I applied for a lower-rate credit card the other day on the phone, thinking that would be easier than online because whenever I apply for something online I end up on the phone with someone eventually anyway. I figured I’d just cut to the chase.
A nice man named Tom with a southern drawl led me through the process. Towards the end, he said he would ask some questions about my history to verify that I was who I said I was.
“Which of the following addresses have you ever lived at?” [Yes, you and I both know that’s a grammatically incorrect question, but I was not going to interrupt him and put my 6.9% APR at risk]
My heart started to beat faster. I’ve lived in my current house for 18 years and plan to be here forever or longer, if I can manage. My general memory for things is three years at best. I might be in trouble.
Tom rattled off an address I didn’t recognize. “Nope, I never lived there.” Then another that had no familiar ring. And it was in Indianapolis. I’ve never lived in Indiana. But wait, ex-husband #2 did.
“Uh, I think that may be where my ex-husband lives,” I noted. Apparently, when it comes to credit, neither death or divorce do you part.
Tom continued to list addresses.
“Yeah, that was mine, I think,” I said brightly. Then, “Nope, that was my most recent ex’s mother’s address. He lived with her for awhile before…”
I trailed off because I could hear the sound of Tom typing at the other end. Probably something about how someone who had been through two husbands couldn’t be trusted with her own credit card.
He then changed tacts and started asking about vehicles I had owned. Really, is that fair? Except for the Honda Accord which I loved like a dog (and after 15 years of hauling canines, it may well have been one), I don’t know the make and model of anything I’ve driven. I’m a girl — ask me about the brand of make-up I wear or what scent I prefer in my shampoo.
I made some guesses and Tom typed some more.
“Just one more set of questions,” Tom said. “Other than a house, can you name one major purchase you and Ian made?”
Ian, I wondered, who is Ian? It took me a full minute to realize who he was talking about.
“Oh, you mean Ivan, my first ex-husband.”
I could hear poor Tom trying to stifle a chuckle. I jokingly said “Ian” and I didn’t purchase anything big because he was cheap. Tom didn’t laugh; he just continued typing.
“Well, that’s it, ma’am. Your application will be processed and if approved, will arrive in 2-3 weeks.” He exhaled slightly and I thought I heard him whisper, “Don’t hold your breath.”

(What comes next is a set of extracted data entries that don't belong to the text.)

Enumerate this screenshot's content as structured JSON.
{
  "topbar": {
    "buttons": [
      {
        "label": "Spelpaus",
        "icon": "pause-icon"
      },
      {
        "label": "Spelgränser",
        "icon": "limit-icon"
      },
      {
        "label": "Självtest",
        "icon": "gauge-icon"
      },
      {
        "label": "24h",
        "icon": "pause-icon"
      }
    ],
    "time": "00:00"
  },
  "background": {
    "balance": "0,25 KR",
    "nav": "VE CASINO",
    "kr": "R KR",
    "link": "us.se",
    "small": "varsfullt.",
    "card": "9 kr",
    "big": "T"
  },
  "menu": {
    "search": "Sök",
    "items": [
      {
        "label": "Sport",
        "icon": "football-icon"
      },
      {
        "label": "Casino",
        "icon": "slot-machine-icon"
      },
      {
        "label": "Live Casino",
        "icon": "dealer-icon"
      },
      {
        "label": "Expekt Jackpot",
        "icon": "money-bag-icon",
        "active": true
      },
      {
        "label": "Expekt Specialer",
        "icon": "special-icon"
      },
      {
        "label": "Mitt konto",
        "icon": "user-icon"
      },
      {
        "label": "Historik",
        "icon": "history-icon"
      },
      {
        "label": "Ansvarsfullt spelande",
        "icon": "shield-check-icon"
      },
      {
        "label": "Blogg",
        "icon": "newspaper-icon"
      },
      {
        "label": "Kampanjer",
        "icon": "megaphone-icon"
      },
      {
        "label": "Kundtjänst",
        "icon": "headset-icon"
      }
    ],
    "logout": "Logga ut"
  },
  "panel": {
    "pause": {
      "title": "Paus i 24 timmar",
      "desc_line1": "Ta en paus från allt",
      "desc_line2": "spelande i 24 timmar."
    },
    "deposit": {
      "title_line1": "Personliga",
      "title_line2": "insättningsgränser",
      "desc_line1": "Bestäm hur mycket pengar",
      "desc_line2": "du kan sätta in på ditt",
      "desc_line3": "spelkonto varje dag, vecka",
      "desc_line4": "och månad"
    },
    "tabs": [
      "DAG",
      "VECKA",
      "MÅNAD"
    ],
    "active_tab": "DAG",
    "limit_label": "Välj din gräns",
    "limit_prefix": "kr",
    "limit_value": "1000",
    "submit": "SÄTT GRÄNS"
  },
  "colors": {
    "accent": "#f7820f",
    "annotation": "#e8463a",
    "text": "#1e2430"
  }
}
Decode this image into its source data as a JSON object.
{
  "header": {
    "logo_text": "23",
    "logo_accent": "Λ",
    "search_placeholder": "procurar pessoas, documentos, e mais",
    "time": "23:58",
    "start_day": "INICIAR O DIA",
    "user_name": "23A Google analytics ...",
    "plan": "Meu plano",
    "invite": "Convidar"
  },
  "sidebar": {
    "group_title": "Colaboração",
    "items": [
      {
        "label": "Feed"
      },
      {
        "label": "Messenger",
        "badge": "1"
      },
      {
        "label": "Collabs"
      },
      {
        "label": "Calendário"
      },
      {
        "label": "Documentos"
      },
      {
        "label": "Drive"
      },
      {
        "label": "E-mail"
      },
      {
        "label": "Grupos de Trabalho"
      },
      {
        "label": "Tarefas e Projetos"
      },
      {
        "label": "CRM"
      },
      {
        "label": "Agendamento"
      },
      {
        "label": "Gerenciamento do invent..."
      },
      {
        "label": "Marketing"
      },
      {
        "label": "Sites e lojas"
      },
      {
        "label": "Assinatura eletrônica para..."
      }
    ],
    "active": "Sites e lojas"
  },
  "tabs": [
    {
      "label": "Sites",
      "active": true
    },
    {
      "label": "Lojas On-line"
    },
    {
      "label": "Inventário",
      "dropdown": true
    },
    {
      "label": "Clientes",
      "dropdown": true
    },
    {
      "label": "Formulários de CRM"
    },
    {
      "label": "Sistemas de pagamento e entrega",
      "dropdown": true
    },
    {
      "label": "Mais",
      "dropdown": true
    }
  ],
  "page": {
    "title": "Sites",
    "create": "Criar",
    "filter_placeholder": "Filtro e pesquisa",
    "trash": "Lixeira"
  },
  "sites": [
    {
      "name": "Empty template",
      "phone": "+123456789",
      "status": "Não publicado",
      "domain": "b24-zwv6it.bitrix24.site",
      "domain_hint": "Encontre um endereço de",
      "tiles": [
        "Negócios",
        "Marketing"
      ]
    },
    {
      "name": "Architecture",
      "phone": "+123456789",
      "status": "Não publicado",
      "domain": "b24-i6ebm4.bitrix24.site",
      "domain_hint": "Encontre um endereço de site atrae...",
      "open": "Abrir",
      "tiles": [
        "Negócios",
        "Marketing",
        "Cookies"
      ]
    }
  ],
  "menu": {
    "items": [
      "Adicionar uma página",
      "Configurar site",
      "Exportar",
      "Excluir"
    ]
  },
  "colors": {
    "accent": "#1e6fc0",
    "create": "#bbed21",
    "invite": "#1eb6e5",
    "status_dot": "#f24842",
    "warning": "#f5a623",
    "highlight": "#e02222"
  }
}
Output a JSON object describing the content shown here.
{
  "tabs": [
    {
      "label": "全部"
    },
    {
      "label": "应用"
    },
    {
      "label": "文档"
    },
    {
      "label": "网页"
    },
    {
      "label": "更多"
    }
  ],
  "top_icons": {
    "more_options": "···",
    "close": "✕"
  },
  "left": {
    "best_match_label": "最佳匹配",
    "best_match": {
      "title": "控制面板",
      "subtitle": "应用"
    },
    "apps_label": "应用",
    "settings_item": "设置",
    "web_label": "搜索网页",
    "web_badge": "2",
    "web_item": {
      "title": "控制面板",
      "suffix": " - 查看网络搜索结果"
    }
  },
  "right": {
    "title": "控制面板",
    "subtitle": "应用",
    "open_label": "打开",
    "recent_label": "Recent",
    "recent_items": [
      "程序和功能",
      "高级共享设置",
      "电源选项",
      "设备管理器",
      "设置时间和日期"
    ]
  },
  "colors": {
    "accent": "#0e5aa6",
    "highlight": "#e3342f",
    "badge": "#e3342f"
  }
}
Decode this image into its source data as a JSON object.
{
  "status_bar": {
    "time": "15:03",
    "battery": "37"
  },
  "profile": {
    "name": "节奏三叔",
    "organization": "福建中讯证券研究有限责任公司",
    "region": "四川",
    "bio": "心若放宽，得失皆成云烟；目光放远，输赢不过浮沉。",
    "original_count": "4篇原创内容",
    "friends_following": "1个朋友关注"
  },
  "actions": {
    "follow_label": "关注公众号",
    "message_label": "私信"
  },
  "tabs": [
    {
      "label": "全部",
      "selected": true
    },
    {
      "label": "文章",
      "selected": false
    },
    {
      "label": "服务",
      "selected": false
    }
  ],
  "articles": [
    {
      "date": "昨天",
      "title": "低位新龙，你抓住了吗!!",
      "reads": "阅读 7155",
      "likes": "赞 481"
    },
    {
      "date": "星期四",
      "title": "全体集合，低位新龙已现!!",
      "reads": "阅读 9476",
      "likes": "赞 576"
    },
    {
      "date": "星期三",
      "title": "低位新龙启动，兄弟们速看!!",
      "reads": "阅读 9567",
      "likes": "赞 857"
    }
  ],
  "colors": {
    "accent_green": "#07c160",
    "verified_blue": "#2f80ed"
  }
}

Comments on: "Who Am I?" (1)
Oh yeah. So funny/sad. How can I be expected to remember the make or model of a car from years ago when I’m not sure whether my current car is a V4 or V6? I was asked to choose which level of publicity I wanted with a company advertised on LinkedIn this week, all presented over the phone. I couldn’t visualize what I’d get with which plan. I needed to have it visible, in front of me. I finally said, “Count me out. I don’t want any plan.” This modern world expects too much of me. My brain needs a retrofit.